Update: The Eagles trade their quarterback, Kenny Pickett…

Report: The Philadelphia Eagles Trade for Kenny Pickett: What a Lesson on Draft NFL Preparation.

The Philadelphia Eagles’ trade for quarterback Kenny Pickett could be taken as a lesson in NFL draft preparation. The Eagles received the former Pittsburgh starter by sliding 22 spots in April’s upcoming draft (No. 98 at the end of the third round to No. 120 in the fourth round), along with a 2025 seventh-round pick.

Rewind to the 2022 summer, and the Eagles weren’t totally sold on Jalen Hurts as the long-term starter before what turned out to be his breakout season. The management had grown comfortable with the concept of another campaign to define where Hurts truly was in his growth as a young QB, however.

The only conceivable tidal change at the time would have been a “home run,” as detailed to SI.com’s Eagles Today by team sources at the time. That description was confined to enticing the beleaguered Deshaun Watson to consider Philadelphia, or the organization’s “white whale,” Russell Wilson, to think about the City of Brotherly Love during his Seattle escape plan.

Neither veteran star considered the Eagles with Watson, who shared the same offseason QB coach with Hurts at the time, not wanting to be the one limiting his friend’s opportunity, according to an NFL source.

Hindsight says it’s better to be lucky than excellent, as a superb supporting cast headed by a draft-night deal for standout receiver A.J. Brown helped Hurts evolve into the runner-up for MVP Patrick Mahomes in the 2002 season.

Watson, however, has never been the same as he was in Houston after pre-sexual assault claims. At the same time, Wilson showed himself to be a quickly failing player in Denver who will try to give it one more shot in Pittsburgh this season as the straw that broke the camel’s back when it came to the connection with Pickett and the Steelers.

Pickett started this process as the headliner of a “poor draft class” at QB in 2022 and the only one picked in the first round, at No. 20 overall to the Steelers.

The Eagles’ due diligence on Pickett was never about the first round after a stunning run to the postseason in Nick Sirianni’s first season as head coach.
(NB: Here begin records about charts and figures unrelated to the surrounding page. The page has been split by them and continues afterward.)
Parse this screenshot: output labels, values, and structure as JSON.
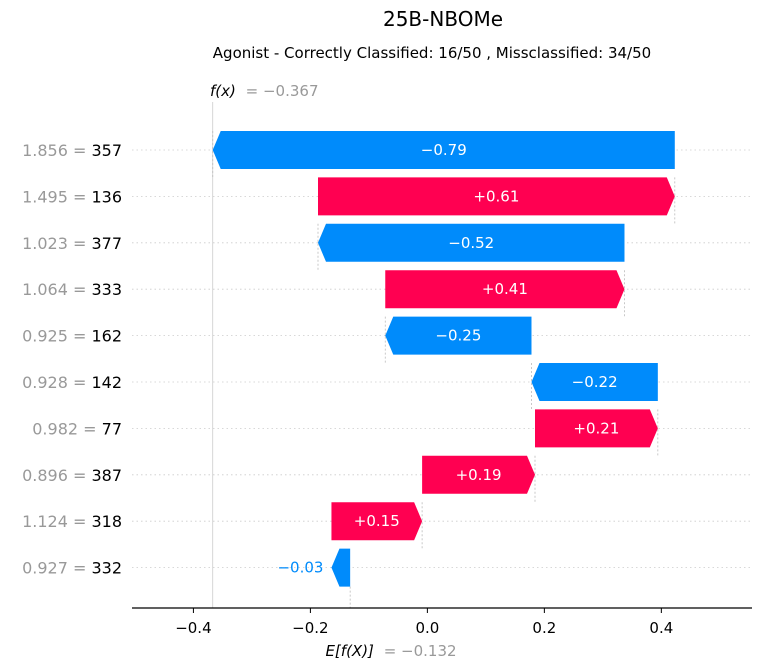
{
  "chart_data": {
    "type": "waterfall",
    "title": "25B-NBOMe",
    "subtitle": "Agonist - Correctly Classified: 16/50 , Missclassified: 34/50",
    "fx": {
      "label": "f(x)",
      "value": -0.367,
      "value_text": "= −0.367"
    },
    "base": {
      "label": "E[f(X)]",
      "value": -0.132,
      "value_text": "= −0.132"
    },
    "xlim": [
      -0.505,
      0.555
    ],
    "xticks": [
      -0.4,
      -0.2,
      0.0,
      0.2,
      0.4
    ],
    "xtick_labels": [
      "−0.4",
      "−0.2",
      "0.0",
      "0.2",
      "0.4"
    ],
    "features": [
      {
        "value": "1.856",
        "name": "357",
        "contribution": -0.79,
        "label": "−0.79",
        "start": 0.423,
        "end": -0.367
      },
      {
        "value": "1.495",
        "name": "136",
        "contribution": 0.61,
        "label": "+0.61",
        "start": -0.187,
        "end": 0.423
      },
      {
        "value": "1.023",
        "name": "377",
        "contribution": -0.52,
        "label": "−0.52",
        "start": 0.337,
        "end": -0.187
      },
      {
        "value": "1.064",
        "name": "333",
        "contribution": 0.41,
        "label": "+0.41",
        "start": -0.072,
        "end": 0.337
      },
      {
        "value": "0.925",
        "name": "162",
        "contribution": -0.25,
        "label": "−0.25",
        "start": 0.178,
        "end": -0.072
      },
      {
        "value": "0.928",
        "name": "142",
        "contribution": -0.22,
        "label": "−0.22",
        "start": 0.394,
        "end": 0.178
      },
      {
        "value": "0.982",
        "name": "77",
        "contribution": 0.21,
        "label": "+0.21",
        "start": 0.184,
        "end": 0.394
      },
      {
        "value": "0.896",
        "name": "387",
        "contribution": 0.19,
        "label": "+0.19",
        "start": -0.009,
        "end": 0.184
      },
      {
        "value": "1.124",
        "name": "318",
        "contribution": 0.15,
        "label": "+0.15",
        "start": -0.164,
        "end": -0.009
      },
      {
        "value": "0.927",
        "name": "332",
        "contribution": -0.03,
        "label": "−0.03",
        "start": -0.132,
        "end": -0.164
      }
    ],
    "colors": {
      "positive": "#ff0051",
      "negative": "#008bfb",
      "muted": "#999999"
    }
  }
}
Philadelphia was big-game hunting at No. 15 and ultimately hopped over Baltimore at No. 14 to get to Jordan Davis.

Multiple team sources verified that GM Howie Roseman and his personnel department were quite keen on Pickett, however, and surely would have considered him in the second round if others stayed away, maybe intimidated by Pickett’s smaller hands.

Roseman, himself, went out to watch Pickett play at one point, no doubt helped by proximity and a mid-week game, but nevertheless significant.

That second-round scenario never even came close to unfolding, but there’s also another incentive to do the work on players who look to be in no man’s land for an organization’s draft positioning: the future.

You never know when a player you may like might shake loose or be able to be wrenched from their original landing point.

As things went south for Pickett in Pittsburgh, Roseman saw the opportunity to grab a cost-effective backup with 24 games of starting experience for the next two seasons just as Hurts’ enormous agreement started to kick in.

No team has valued the backup QB position more than Philadelphia in recent years, and to get a 25-year-old who happened to love the Eagles growing up in Ocean Township, New Jersey, and was believed by the same organization to be worthy of a late first-round grade three years ago is as practical an end game as the Eagles could have hoped for.